Fabio Bacchilega, presidente del ConAmi

Il ruolo di Bryo

Bryo, azienda partecipata da ConAmi, ancora prima che la Commissione Europea introducesse con il Recovery plan il concetto di transizione ecologica, opera in questo contesto con elevati standard qualitativi. Ed oggi si pone all’avanguardia per progetti finalizzati alla realizzazione di Comunità energetiche.

Tenendo conto che la legge vieta ai gestori e fornitori di energia elettrica di fare parte di una comunità energetica e Bryo è tra questi, il ruolo che però può avere è quello di essere promotore, finanziatore, facilitatore di un progetto di comunità energetica. “Bryo si incarica di trovare le risorse, finanziare il progetto, realizzarlo e gestirlo. Di fatto le quattro aziende che hanno aderito non avranno costi d’investimento e risparmieranno circa il 20% sul costo dell’energia che, tutta o in parte, non dovranno più comprare dai fornitori tradizionali. Bryo sarà proprietaria dell’impianto che fa parte della Comunità, quindi incasserà materialmente i contributi del GSE, trascorso un tempo di convenzione, generalmente attorno ai 10, 12 anni, la Comunità energetica può diventare proprietaria degli impianti con una vita utile ancora di 15-20 anni. Si tratta inoltre di un sistema aperto, oggi a Imola partiamo con quattro realtà aderenti, ma altre si possono aggiungere liberamente, con l’unico limite di dovere fare riferimento alla stessa cabina di media e bassa tensione”.

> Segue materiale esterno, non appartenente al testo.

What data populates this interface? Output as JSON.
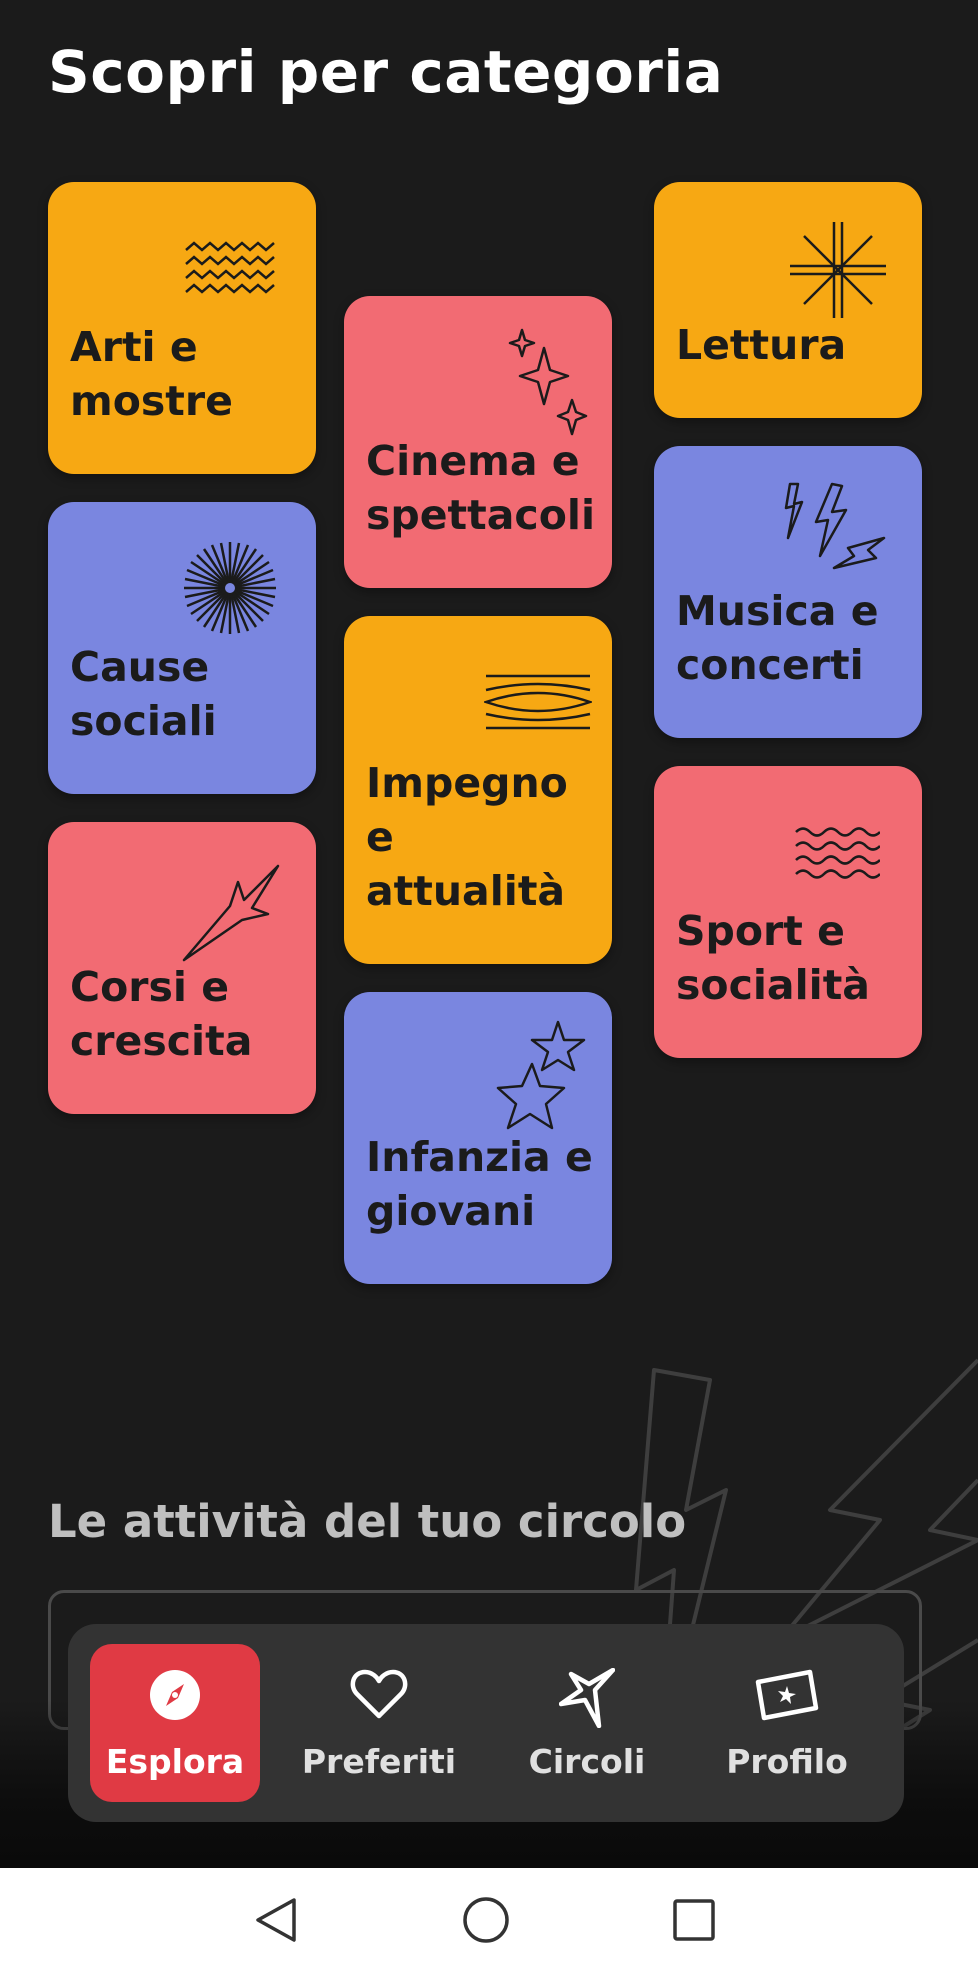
{
  "header": {
    "title": "Scopri per categoria"
  },
  "categories": [
    {
      "label": "Arti e\nmostre",
      "icon": "zigzag-icon",
      "color": "#f7a813"
    },
    {
      "label": "Cinema e\nspettacoli",
      "icon": "sparkles-icon",
      "color": "#f26b73"
    },
    {
      "label": "Lettura",
      "icon": "asterisk-icon",
      "color": "#f7a813"
    },
    {
      "label": "Cause\nsociali",
      "icon": "starburst-icon",
      "color": "#7a86e0"
    },
    {
      "label": "Musica e\nconcerti",
      "icon": "lightning-icon",
      "color": "#7a86e0"
    },
    {
      "label": "Impegno\ne\nattualità",
      "icon": "lens-lines-icon",
      "color": "#f7a813"
    },
    {
      "label": "Corsi e\ncrescita",
      "icon": "compass-star-icon",
      "color": "#f26b73"
    },
    {
      "label": "Sport e\nsocialità",
      "icon": "waves-icon",
      "color": "#f26b73"
    },
    {
      "label": "Infanzia e\ngiovani",
      "icon": "stars-icon",
      "color": "#7a86e0"
    }
  ],
  "circle_section": {
    "title": "Le attività del tuo circolo"
  },
  "nav": {
    "items": [
      {
        "label": "Esplora",
        "icon": "compass-icon",
        "active": true
      },
      {
        "label": "Preferiti",
        "icon": "heart-icon",
        "active": false
      },
      {
        "label": "Circoli",
        "icon": "star-arrow-icon",
        "active": false
      },
      {
        "label": "Profilo",
        "icon": "ticket-icon",
        "active": false
      }
    ],
    "active_color": "#e03a44"
  },
  "system_nav": {
    "buttons": [
      "back-icon",
      "home-icon",
      "recents-icon"
    ]
  }
}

Come funziona la distribuzione di energia

L’energia prodotta da questi impianti è contabilizzata: da una parte viene incentivata dal GSE, dall’altra parte viene somministrata ai vari aderenti alla comunità. Se queste quattro imprese hanno, ad esempio, quattro impianti da 50 kilowatt di energia prodotta, questa energia viene prioritariamente autoconsumata dalla impresa dove è collocato l’impianto, nel caso che abbia un consumo superiore alla produzione può prelevare energia dagli altri impianti, sempre che vi sia disponibilità dopo l’autoconsumo. In questo modo vi è uno scambio reale di energia fra tutti i componenti della comunità e se ne resta, ad esempio nei giorni festivi o nei periodi feriali, viene immessa in rete e pagata dal GSE. In pratica le imprese avranno un contatore che contabilizza l’energia acquistata dagli impianti della Comunità energetica e pagheranno ciò che consumano in maniera scontata rispetto al prezzo di mercato”.

Un vantaggio è immediato

Bryo offre, quindi, un’opportunità di innovazione energetica che si può trasformare in opportunità imprenditoriale. Le imprese, infatti, avranno una riduzione da subito dei costi energetici senza nessun tipo di investimento. “La nostra forza sta nel fatto che siamo in grado di offrire una parte di engineering privata di elevata professionalità, un installatore di impianti di qualità, una solidità societaria che mette al riparo da eventuali problemi di stabilità aziendale. Infine, avendo al nostro interno un socio pubblico come il ConAmi, riusciamo a coordinare meglio tutti gli aspetti normativi. Si tratta di un sistema facilmente replicabile in tutti i territori. Noi stiamo partendo da Imola con l’intenzione di coinvolgere tutti i Comuni aderenti al noto consorzio e siamo convinti che presto avremo richieste da tutta Italia, dopo dipenderà dalle scelte aziendali che saremo in grado di fare”, conclude Gavanelli.